Standard dataclasses allows for automatic generation of __init__ method one can use the dataclasses.__post_init__ method and InitVar to customize the initialization process of OTrees. While this might be conveient in simple cases, it requires more expertise with the Python dataclass structure and can be problematic especially with class inheritance (e.g., [1]). Moreover, it will silently prevent the inheritance __init__ method from parent classes with an automatic generation which is error-prone. Thus OJAX has disabled the automatic __init__ method generation feature (since 3.1).

Updating the fields#

During JAX computations, it is sometimes desirable to update the numerical fields of OTrees. To achieve this, OTree provides the ojax.OTree.update() method, which returns an updated OTree instance with the specified new numerical data for the children fields. The following code segment from the full example illustrates how it is used:

class Dense(OTree):
    def update_parameters(self, weight, bias):
        assert weight.shape == (self.output_features, self.input_features)
        assert bias.shape == (self.output_features,)
        return self.update(weight=weight, bias=bias)

ojax.OTree.update() preserves the PyTree structure and disallows updating auxiliary fields. This is usually the intended behavior since JAX operations don’t alter the PyTree structure either. It is also required for some arguments in JAX functions such as jax.lax.scan.

Note

None is a special empty PyTree container. Thus updating numerical fields to None or vice versa will change the PyTree structure and trigger an error from the .update() method.

In case you need to create a derived OTree with different auxiliary data or PyTree structure, the ojax.new() method should be used instead.

Note

Again, Python dataclass offers the dataclasses.replace method for updating dataclasses fields. However, it also does not preserve the PyTree structure, similar to ojax.new(). Furthermore, it relies on re-calling the __init__ method to generate the new instance and can be problematic for OTrees with custom __init__ method. ojax.OTree.update() and ojax.new() rely on shallow copy instead and don’t have such issue.

Warning

The .assign_ method introduced previously should not be used for updating the fields of OTrees. It is a low-level in-place operation that should only be used within the initialization functions.
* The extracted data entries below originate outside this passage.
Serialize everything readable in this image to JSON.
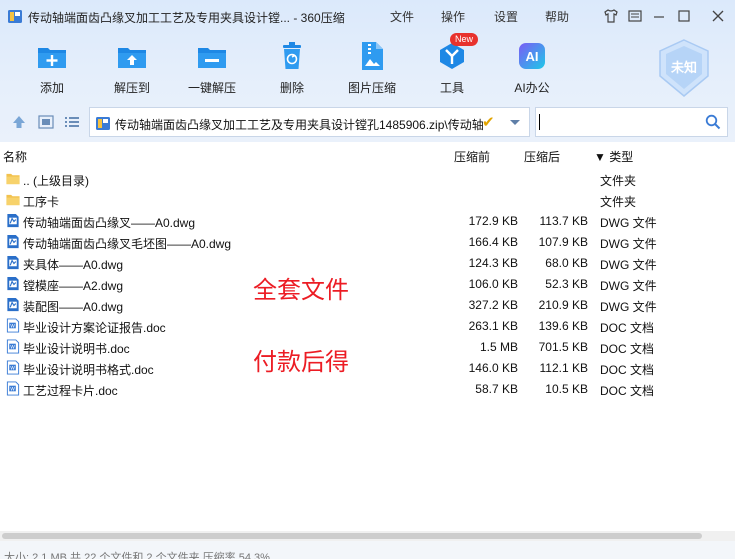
{
  "window": {
    "title": "传动轴端面齿凸缘叉加工工艺及专用夹具设计镗... - 360压缩",
    "menu": [
      "文件",
      "操作",
      "设置",
      "帮助"
    ]
  },
  "toolbar": {
    "items": [
      {
        "label": "添加",
        "icon": "add-icon"
      },
      {
        "label": "解压到",
        "icon": "extract-to-icon"
      },
      {
        "label": "一键解压",
        "icon": "one-click-extract-icon"
      },
      {
        "label": "删除",
        "icon": "delete-icon"
      },
      {
        "label": "图片压缩",
        "icon": "image-compress-icon"
      },
      {
        "label": "工具",
        "icon": "tools-icon"
      },
      {
        "label": "AI办公",
        "icon": "ai-office-icon"
      }
    ],
    "new_badge": "New",
    "ai_glyph": "AI",
    "unknown_badge": "未知"
  },
  "address": {
    "path": "传动轴端面齿凸缘叉加工工艺及专用夹具设计镗孔1485906.zip\\传动轴",
    "search_value": ""
  },
  "columns": {
    "name": "名称",
    "packed": "压缩前",
    "size": "压缩后",
    "type": "▼ 类型"
  },
  "files": [
    {
      "name": ".. (上级目录)",
      "packed": "",
      "size": "",
      "type": "文件夹",
      "icon": "folder-icon"
    },
    {
      "name": "工序卡",
      "packed": "",
      "size": "",
      "type": "文件夹",
      "icon": "folder-icon"
    },
    {
      "name": "传动轴端面齿凸缘叉——A0.dwg",
      "packed": "172.9 KB",
      "size": "113.7 KB",
      "type": "DWG 文件",
      "icon": "dwg-file-icon"
    },
    {
      "name": "传动轴端面齿凸缘叉毛坯图——A0.dwg",
      "packed": "166.4 KB",
      "size": "107.9 KB",
      "type": "DWG 文件",
      "icon": "dwg-file-icon"
    },
    {
      "name": "夹具体——A0.dwg",
      "packed": "124.3 KB",
      "size": "68.0 KB",
      "type": "DWG 文件",
      "icon": "dwg-file-icon"
    },
    {
      "name": "镗模座——A2.dwg",
      "packed": "106.0 KB",
      "size": "52.3 KB",
      "type": "DWG 文件",
      "icon": "dwg-file-icon"
    },
    {
      "name": "装配图——A0.dwg",
      "packed": "327.2 KB",
      "size": "210.9 KB",
      "type": "DWG 文件",
      "icon": "dwg-file-icon"
    },
    {
      "name": "毕业设计方案论证报告.doc",
      "packed": "263.1 KB",
      "size": "139.6 KB",
      "type": "DOC 文档",
      "icon": "doc-file-icon"
    },
    {
      "name": "毕业设计说明书.doc",
      "packed": "1.5 MB",
      "size": "701.5 KB",
      "type": "DOC 文档",
      "icon": "doc-file-icon"
    },
    {
      "name": "毕业设计说明书格式.doc",
      "packed": "146.0 KB",
      "size": "112.1 KB",
      "type": "DOC 文档",
      "icon": "doc-file-icon"
    },
    {
      "name": "工艺过程卡片.doc",
      "packed": "58.7 KB",
      "size": "10.5 KB",
      "type": "DOC 文档",
      "icon": "doc-file-icon"
    }
  ],
  "overlay": {
    "line1": "全套文件",
    "line2": "付款后得"
  },
  "status": "大小: 2.1 MB 共 22 个文件和 2 个文件夹 压缩率 54.3%",
  "colors": {
    "accent": "#1e88e5",
    "overlay_text": "#ec1c24",
    "header_bg": "#dbe9fb"
  }
}
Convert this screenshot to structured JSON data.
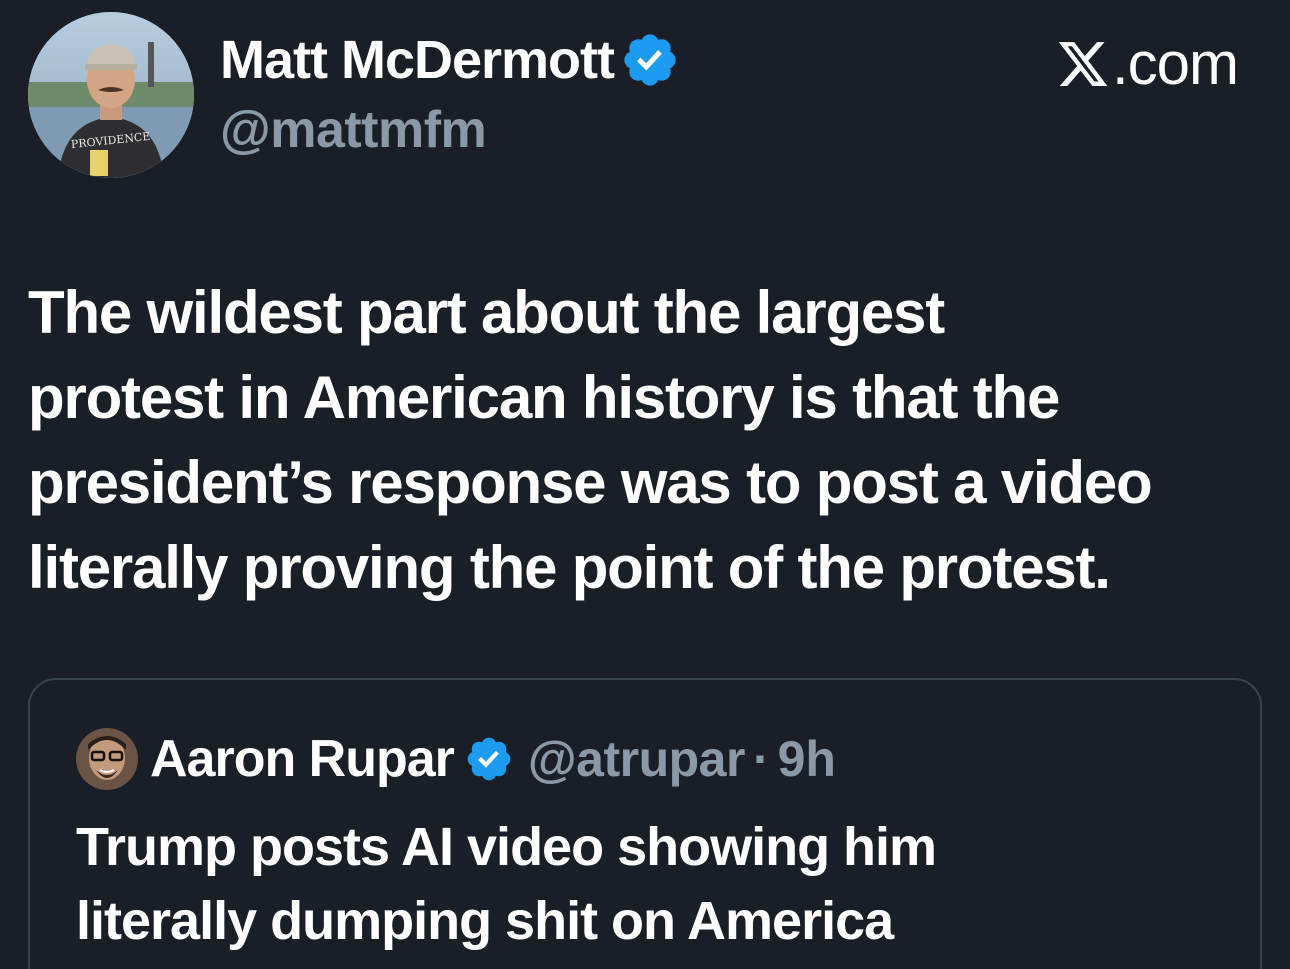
{
  "author": {
    "name": "Matt McDermott",
    "handle": "@mattmfm",
    "verified": true,
    "shirt_text": "PROVIDENCE"
  },
  "brand": {
    "label": ".com",
    "logo": "x-logo"
  },
  "tweet": {
    "lines": [
      "The wildest part about the largest",
      "protest in American history is that the",
      "president’s response was to post a video",
      "literally proving the point of the protest."
    ]
  },
  "quoted_tweet": {
    "name": "Aaron Rupar",
    "handle": "@atrupar",
    "separator": "·",
    "time": "9h",
    "verified": true,
    "lines": [
      "Trump posts AI video showing him",
      "literally dumping shit on America"
    ]
  },
  "colors": {
    "background": "#1a1f27",
    "text_primary": "#ffffff",
    "text_secondary": "#8b98a5",
    "verified_blue": "#1d9bf0",
    "card_border": "#38444d"
  },
  "icons": [
    "verified-badge-icon",
    "x-logo-icon"
  ]
}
Otherwise the immutable paradigm is easily violated, potentially creating issues and subtle bugs for JAX code.

Adding JAX methods#

Of course, you are free to add custom methods just like how it is done for vanilla Python classes. Here is an example (another excerpt from the full example):

class Dense(OTree):
    def forward(self, input_array):
        return jnp.inner(input_array, self.weight) + self.bias

As an OTree is also a PyTree that JAX operations can handle, all its methods (which have self as their first argument) can directly work with JAX transforms including jax.jit.

While there is no easy way to enforce it in Python, the OTree methods should be pure JAX functions so as to avoid potential issues when working with JAX.

General coding tips#

To avoid “bad surprises” when coding with JAX / OJAX, always follow the two principles below:

  • Data should be persistent: no in-place operations, data should be immutable.

  • Functions should be pure: no side-effect, a function with the same argument should always return the same result and without other effects.

These principles are the basis of functional programming and are assumed by JAX, however it is not enforced in Python as an OOP language.

Additionally, to make your code jax.jit friendly, be mindful of control flows (e.g., if, for, while, etc.) which might crash or slow down the compilation, and consider using JAX structured control primitives.

OJAX helps you to fulfill these principles: it is designed to strongly encourage persistent data style and its codebase is jax.jit friendly.